We then went on to travel to the ‘Haa’ valley, which adjoined the Chelela pass! It was a quaint place containing just a tiny village and one ancient temple, where we enjoyed a beautiful packed lunch by the riverside. The temple known as the ‘Lhakhang Karpo’ or the ‘White Temple’ was apparently built in the 7th century by a Tibetan emperor who also built another mirror image temple called the ‘Lhakhang Nagpo’, the ‘Black Temple’, on the Tibetan side!
Another one of my favorite sites was the Great Buddha Dordenma statue located near the capital city of Thimpu! It is, as of 2016, the biggest Buddha statue in the world, reaching a height of 169 feet and grandly sitting at par with all the surrounding mountains! What a glorious sight to behold, the peaceful giant Buddha towering over all of us… I’m pretty sure it will be one of the new wonders of the world!
Whilst in the capital city we were also able to see the national animal of Bhutan, the Takin, in its natural habitat. This animal is explained in Bhutanese mythology to be a combination of a goat and a cow! It definitely didn’t look like any animal I had ever seen before, but upon further googling I found out that Takins are actually a ‘goat-antelope’ species! Interesting right?

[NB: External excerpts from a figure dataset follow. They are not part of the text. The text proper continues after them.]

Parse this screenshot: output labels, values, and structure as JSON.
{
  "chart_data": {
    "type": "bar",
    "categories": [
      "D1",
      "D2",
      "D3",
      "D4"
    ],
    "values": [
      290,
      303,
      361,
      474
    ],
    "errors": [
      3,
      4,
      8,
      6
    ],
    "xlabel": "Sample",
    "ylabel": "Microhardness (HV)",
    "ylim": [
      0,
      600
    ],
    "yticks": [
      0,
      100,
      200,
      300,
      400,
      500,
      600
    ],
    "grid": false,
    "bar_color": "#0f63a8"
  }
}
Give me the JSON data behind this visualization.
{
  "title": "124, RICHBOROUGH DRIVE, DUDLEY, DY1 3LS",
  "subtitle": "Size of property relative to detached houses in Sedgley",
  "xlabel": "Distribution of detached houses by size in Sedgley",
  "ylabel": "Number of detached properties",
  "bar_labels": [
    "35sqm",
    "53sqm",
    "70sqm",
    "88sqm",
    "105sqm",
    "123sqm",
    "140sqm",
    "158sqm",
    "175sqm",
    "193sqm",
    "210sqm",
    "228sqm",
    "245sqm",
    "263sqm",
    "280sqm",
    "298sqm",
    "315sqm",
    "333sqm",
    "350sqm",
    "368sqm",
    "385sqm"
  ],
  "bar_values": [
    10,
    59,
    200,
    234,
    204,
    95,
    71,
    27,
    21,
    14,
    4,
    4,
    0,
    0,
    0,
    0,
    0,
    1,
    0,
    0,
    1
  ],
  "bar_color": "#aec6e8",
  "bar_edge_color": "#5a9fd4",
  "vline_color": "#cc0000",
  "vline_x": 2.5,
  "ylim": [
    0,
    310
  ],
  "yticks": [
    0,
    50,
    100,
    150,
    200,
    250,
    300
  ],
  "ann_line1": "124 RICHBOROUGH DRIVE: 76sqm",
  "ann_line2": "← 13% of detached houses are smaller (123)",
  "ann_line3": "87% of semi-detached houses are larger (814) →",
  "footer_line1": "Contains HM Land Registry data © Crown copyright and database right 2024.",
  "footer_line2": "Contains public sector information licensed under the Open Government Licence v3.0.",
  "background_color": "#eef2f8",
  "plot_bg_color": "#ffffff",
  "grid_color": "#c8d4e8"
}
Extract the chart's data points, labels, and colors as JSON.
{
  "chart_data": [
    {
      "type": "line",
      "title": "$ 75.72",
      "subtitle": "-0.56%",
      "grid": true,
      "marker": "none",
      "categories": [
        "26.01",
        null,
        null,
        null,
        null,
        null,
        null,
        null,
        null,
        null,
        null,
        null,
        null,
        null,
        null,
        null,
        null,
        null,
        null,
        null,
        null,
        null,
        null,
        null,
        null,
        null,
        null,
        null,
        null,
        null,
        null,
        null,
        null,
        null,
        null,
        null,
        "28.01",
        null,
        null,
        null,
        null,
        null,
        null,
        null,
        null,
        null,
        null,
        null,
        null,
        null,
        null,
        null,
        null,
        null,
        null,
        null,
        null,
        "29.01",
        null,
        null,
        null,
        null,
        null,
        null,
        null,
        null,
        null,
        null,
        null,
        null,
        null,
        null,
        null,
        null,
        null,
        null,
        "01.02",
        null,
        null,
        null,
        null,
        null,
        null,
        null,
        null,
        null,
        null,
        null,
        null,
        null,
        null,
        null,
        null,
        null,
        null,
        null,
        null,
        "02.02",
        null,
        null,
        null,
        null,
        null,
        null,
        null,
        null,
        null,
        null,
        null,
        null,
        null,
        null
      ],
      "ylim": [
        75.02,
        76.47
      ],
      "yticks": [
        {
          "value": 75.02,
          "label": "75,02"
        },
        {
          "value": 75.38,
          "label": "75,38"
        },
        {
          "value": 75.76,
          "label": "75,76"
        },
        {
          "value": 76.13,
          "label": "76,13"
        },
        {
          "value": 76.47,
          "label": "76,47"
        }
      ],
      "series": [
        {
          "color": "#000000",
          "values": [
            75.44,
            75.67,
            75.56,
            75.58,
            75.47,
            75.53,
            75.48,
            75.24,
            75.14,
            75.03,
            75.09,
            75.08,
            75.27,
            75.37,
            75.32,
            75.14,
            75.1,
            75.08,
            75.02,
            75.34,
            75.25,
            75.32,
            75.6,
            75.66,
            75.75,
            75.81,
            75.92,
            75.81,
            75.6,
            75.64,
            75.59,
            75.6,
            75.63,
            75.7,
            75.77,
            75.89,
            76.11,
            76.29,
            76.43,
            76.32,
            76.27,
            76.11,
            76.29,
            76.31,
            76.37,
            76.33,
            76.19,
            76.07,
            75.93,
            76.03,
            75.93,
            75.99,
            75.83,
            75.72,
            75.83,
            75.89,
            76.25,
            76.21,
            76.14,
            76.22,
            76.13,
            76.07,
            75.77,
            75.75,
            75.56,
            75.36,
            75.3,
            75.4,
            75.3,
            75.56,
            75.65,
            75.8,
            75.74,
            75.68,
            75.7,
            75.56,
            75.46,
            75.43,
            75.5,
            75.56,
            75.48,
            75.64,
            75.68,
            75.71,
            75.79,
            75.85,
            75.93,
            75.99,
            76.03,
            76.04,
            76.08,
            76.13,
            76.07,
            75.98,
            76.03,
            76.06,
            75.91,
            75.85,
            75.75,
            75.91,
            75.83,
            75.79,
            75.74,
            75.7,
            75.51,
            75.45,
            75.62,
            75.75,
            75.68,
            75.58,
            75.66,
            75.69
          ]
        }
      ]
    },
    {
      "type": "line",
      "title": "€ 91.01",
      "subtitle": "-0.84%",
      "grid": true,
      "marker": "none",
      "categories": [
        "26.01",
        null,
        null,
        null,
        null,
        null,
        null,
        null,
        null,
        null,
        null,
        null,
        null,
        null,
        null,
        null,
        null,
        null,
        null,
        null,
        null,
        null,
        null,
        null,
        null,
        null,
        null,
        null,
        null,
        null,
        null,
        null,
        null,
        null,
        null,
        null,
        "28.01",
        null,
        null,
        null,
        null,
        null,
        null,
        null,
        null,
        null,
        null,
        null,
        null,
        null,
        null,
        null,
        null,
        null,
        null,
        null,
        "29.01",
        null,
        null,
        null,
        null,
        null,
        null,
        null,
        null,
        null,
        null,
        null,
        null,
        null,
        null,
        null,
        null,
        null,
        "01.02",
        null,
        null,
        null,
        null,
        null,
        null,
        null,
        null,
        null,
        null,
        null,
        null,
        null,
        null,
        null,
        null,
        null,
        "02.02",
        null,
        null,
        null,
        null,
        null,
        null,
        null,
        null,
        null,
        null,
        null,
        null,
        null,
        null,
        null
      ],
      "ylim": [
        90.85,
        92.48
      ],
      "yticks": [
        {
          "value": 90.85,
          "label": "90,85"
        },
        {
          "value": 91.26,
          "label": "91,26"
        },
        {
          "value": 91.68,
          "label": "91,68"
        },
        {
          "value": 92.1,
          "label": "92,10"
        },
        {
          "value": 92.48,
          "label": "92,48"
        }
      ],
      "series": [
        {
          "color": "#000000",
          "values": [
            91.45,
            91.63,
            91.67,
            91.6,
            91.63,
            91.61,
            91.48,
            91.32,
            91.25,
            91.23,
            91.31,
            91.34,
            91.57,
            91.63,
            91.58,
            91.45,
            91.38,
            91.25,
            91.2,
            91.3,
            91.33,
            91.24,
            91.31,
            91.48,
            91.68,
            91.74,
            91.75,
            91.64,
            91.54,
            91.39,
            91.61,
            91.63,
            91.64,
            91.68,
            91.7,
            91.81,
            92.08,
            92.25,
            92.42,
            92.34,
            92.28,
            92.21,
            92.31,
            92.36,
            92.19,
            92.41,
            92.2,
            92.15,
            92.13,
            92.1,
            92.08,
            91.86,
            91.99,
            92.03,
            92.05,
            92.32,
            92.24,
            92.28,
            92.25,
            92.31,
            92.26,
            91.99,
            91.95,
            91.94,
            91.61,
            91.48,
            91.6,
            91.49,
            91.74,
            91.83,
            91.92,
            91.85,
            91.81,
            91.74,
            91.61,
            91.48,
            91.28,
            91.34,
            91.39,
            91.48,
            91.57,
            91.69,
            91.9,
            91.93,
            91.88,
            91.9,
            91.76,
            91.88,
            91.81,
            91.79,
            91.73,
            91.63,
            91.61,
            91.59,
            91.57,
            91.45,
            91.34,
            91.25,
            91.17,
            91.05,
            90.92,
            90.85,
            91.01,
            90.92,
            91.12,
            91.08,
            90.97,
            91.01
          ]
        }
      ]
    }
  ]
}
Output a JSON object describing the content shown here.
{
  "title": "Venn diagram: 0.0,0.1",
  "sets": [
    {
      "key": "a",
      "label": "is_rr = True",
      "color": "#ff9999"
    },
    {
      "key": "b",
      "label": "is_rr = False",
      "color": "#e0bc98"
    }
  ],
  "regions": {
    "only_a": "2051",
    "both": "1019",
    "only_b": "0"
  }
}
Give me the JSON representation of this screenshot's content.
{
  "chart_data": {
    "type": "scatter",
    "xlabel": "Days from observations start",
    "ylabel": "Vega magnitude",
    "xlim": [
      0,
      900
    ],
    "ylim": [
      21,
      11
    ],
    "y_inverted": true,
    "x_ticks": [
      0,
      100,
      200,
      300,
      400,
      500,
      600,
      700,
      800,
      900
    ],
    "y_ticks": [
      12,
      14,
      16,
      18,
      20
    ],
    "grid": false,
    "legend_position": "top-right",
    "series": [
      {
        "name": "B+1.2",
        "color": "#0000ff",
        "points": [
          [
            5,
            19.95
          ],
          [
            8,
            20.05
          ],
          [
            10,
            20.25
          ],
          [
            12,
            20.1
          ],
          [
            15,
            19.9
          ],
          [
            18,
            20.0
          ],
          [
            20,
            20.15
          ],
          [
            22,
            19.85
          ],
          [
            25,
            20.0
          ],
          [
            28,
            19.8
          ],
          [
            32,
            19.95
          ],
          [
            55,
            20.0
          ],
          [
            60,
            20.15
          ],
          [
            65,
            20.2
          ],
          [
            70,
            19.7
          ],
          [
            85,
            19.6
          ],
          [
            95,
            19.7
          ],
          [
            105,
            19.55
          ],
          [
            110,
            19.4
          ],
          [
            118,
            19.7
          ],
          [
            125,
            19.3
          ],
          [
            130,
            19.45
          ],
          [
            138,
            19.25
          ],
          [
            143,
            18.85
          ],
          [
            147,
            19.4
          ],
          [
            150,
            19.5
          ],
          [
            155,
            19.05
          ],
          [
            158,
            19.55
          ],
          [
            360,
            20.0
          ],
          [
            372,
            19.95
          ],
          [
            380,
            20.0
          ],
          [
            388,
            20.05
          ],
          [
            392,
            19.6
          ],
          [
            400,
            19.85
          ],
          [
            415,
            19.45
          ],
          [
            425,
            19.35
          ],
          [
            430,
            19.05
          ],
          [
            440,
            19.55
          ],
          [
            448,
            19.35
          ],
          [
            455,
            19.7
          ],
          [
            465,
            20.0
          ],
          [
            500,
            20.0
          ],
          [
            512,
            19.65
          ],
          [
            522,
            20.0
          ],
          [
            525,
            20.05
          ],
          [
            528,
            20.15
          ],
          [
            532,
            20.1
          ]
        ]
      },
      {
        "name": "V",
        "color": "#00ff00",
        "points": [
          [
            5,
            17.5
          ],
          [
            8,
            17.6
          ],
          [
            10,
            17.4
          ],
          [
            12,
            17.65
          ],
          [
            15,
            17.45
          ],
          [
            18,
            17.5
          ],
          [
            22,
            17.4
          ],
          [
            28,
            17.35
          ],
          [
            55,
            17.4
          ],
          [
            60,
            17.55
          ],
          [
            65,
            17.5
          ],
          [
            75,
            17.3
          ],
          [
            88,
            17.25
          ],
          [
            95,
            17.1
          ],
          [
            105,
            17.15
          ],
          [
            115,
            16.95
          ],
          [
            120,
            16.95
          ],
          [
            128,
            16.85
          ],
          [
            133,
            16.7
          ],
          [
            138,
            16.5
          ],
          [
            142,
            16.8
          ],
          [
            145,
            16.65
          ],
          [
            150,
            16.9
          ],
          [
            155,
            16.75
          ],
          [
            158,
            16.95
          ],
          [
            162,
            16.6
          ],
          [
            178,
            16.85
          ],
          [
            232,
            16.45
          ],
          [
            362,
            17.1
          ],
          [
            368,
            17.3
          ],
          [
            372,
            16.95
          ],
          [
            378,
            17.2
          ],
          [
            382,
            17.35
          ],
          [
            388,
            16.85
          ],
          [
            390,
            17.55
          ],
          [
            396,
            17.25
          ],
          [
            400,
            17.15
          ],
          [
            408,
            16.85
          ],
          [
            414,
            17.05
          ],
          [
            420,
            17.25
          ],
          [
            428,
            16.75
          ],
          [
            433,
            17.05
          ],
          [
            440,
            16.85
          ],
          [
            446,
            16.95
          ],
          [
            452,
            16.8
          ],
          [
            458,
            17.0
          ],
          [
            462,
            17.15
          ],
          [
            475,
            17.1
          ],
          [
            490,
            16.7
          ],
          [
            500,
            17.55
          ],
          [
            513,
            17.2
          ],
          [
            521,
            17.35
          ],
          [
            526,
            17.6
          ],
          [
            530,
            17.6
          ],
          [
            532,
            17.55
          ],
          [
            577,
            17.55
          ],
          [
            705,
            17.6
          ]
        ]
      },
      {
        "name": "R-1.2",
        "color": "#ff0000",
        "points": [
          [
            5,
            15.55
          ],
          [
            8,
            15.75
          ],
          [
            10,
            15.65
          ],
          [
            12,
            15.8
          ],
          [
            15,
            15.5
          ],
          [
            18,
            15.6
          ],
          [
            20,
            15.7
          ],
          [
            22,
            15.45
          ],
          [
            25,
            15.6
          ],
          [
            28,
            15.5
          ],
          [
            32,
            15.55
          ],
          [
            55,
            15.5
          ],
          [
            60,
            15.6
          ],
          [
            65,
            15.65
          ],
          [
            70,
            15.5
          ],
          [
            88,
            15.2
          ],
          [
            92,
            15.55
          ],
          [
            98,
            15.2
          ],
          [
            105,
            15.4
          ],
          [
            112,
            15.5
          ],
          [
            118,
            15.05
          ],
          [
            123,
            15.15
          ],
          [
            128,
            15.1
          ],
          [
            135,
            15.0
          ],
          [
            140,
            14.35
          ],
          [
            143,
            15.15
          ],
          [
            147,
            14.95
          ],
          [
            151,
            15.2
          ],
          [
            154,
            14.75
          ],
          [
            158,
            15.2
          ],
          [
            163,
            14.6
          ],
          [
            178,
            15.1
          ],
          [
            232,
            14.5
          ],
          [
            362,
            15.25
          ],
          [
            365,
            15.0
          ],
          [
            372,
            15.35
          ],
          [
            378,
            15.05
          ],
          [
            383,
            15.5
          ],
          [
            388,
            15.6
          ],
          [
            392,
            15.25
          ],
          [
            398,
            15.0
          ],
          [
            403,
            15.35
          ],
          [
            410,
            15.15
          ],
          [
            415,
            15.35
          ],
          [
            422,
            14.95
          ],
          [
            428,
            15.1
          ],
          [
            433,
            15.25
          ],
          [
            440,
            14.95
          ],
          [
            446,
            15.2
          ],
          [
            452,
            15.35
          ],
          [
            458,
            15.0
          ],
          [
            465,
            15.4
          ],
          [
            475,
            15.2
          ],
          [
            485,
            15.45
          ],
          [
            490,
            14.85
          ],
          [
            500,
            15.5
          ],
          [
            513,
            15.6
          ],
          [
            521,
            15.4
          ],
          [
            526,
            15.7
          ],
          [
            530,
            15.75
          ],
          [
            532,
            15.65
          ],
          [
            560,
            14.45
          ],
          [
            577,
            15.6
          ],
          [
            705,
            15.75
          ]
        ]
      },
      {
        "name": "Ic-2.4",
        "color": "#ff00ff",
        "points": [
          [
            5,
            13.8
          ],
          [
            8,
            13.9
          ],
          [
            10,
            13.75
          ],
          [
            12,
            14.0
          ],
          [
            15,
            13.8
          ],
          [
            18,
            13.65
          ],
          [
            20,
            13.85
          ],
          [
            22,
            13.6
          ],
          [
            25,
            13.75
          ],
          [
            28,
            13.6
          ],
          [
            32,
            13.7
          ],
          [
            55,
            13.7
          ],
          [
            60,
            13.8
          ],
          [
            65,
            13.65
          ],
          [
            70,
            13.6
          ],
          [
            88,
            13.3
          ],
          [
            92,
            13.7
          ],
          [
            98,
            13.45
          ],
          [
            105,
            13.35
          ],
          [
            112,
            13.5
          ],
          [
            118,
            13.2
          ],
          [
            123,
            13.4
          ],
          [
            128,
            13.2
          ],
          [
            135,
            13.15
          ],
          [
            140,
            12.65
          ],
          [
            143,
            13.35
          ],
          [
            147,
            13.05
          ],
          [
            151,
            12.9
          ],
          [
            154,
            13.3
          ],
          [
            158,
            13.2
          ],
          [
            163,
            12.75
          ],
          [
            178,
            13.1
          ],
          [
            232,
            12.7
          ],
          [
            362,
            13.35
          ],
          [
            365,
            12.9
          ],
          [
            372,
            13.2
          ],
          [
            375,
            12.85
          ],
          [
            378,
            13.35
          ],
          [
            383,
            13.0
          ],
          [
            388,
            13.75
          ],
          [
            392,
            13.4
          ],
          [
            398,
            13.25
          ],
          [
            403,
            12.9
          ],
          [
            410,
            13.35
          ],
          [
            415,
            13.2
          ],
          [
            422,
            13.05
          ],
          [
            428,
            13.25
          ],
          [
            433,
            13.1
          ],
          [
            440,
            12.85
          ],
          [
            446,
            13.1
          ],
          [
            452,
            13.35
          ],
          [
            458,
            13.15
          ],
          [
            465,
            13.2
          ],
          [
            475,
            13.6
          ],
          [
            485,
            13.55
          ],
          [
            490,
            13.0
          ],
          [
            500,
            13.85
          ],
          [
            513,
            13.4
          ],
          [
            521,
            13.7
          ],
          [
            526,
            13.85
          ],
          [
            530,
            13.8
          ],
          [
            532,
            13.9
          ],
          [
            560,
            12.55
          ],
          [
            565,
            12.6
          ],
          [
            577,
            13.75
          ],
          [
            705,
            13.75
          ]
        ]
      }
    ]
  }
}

Truly, Bhutan was an extremely engaging country with all its beautiful monuments, temples and of course, stunning natural beauty! Being a country that receives a large part of its revenue through tourism, we were greeted with many tourist friendly people and places and never felt unsafe or helpless! What is truly commendable is that it is one of the most environment friendly countries in the world with zero net emissions! A must visit place for all lovers of peaceful getaways, awe-inspiring vistas and some absolutely great weather!